- Born: Christopher Boyce Burge May 26, 1968 (age 58)
- Education: Stanford University
- Known for: GENSCAN
- Awards: Overton Prize Searle Scholar Award
- Scientific career
- Workplaces: Massachusetts Institute of Technology
- Thesis: Identification of genes in human genomic DNA (1997)
- Doctoral advisor: Samuel Karlin
- Website: genes.mit.edu/burgelab/cburge.html

= Christopher Burge =

American scientist
Christopher Boyce Burge (born May 26, 1968) is an American computational biologist and a Professor of Biology and Biological Engineering at Massachusetts Institute of Technology. He is known for his research on gene expression regulation, particularly RNA processing mechanisms like RNA splicing, polyadenylation, and microRNA-mediated regulation, using computational and experimental approaches.

==Education==
Burge completed his Bachelor of Science at Stanford University in 1990, and continued graduate studies in computational biology at Stanford University, gaining his PhD in 1997 under the supervision of Samuel Karlin. During his time at Stanford he was responsible for developing algorithms for GENSCAN used in gene prediction for example the initial analysis of the Human Genome Project. His PhD thesis was titled Identification of genes in human genomic DNA.

==Research==
From 1997 to 1999 Burge worked as a postdoc in the laboratory of Phillip Allen Sharp, working in the fields of RNA splicing and molecular evolution. Burge joined the Massachusetts Institute of Technology in 1999 as a Bioinformatics Fellow. He became Assistant Professor in 2002, Associate Professor in 2004, was tenured in 2006, and was promoted to full Professor in 2010. He has been an Associate Member of the Broad Institute since 2004. His current research interests include genomics, RNA splicing and microRNA regulation.
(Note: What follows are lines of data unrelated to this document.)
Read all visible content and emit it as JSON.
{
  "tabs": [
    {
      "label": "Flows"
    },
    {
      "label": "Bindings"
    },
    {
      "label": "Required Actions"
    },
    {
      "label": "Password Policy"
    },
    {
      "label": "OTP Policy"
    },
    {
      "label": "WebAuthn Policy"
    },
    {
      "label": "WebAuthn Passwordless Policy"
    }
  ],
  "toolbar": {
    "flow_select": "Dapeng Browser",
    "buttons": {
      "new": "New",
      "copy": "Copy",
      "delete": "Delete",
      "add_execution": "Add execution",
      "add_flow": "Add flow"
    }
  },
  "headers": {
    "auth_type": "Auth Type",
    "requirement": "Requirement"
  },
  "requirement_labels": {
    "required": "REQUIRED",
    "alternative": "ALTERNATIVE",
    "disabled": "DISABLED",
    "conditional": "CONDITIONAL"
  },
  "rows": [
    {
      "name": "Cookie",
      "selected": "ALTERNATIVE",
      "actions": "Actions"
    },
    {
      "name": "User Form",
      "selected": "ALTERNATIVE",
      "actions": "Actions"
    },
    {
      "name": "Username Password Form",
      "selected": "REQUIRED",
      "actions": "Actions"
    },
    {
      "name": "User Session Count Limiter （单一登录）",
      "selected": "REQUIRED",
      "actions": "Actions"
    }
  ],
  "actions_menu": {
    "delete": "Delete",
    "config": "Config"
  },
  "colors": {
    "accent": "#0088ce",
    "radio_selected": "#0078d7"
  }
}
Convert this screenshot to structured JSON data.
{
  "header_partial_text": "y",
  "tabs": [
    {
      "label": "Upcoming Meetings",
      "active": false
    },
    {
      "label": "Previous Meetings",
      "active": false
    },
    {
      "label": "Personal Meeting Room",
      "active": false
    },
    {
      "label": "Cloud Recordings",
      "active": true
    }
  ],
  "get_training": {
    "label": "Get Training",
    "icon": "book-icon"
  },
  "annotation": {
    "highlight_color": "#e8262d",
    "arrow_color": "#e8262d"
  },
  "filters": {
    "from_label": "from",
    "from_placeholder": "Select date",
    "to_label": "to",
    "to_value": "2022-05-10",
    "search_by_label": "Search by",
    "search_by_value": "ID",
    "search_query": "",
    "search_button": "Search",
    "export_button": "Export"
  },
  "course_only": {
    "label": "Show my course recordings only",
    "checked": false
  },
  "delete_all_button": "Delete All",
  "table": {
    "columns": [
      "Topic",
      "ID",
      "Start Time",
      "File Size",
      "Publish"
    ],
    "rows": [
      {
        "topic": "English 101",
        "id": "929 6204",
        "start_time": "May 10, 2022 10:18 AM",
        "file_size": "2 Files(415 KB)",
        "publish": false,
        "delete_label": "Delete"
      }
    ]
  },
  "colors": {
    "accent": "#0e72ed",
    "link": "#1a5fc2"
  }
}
Burge has also served on the editorial boards of the academic journals RNA, PLOS Computational Biology, BMC Bioinformatics and BMC Genomics.

==Awards==
In 2001 he was awarded the Overton Prize for Computational Biology by the International Society for Computational Biology. He was awarded a Searle Scholar Award in 2003 for his research in the computational biology of gene expression. In 2007 he was awarded the Schering-Plough Research Institute Award (now known as the ASBMB Young Investigator Award) by the American Society for Biochemistry and Molecular Biology for his outstanding research contributions to biochemistry and molecular biology.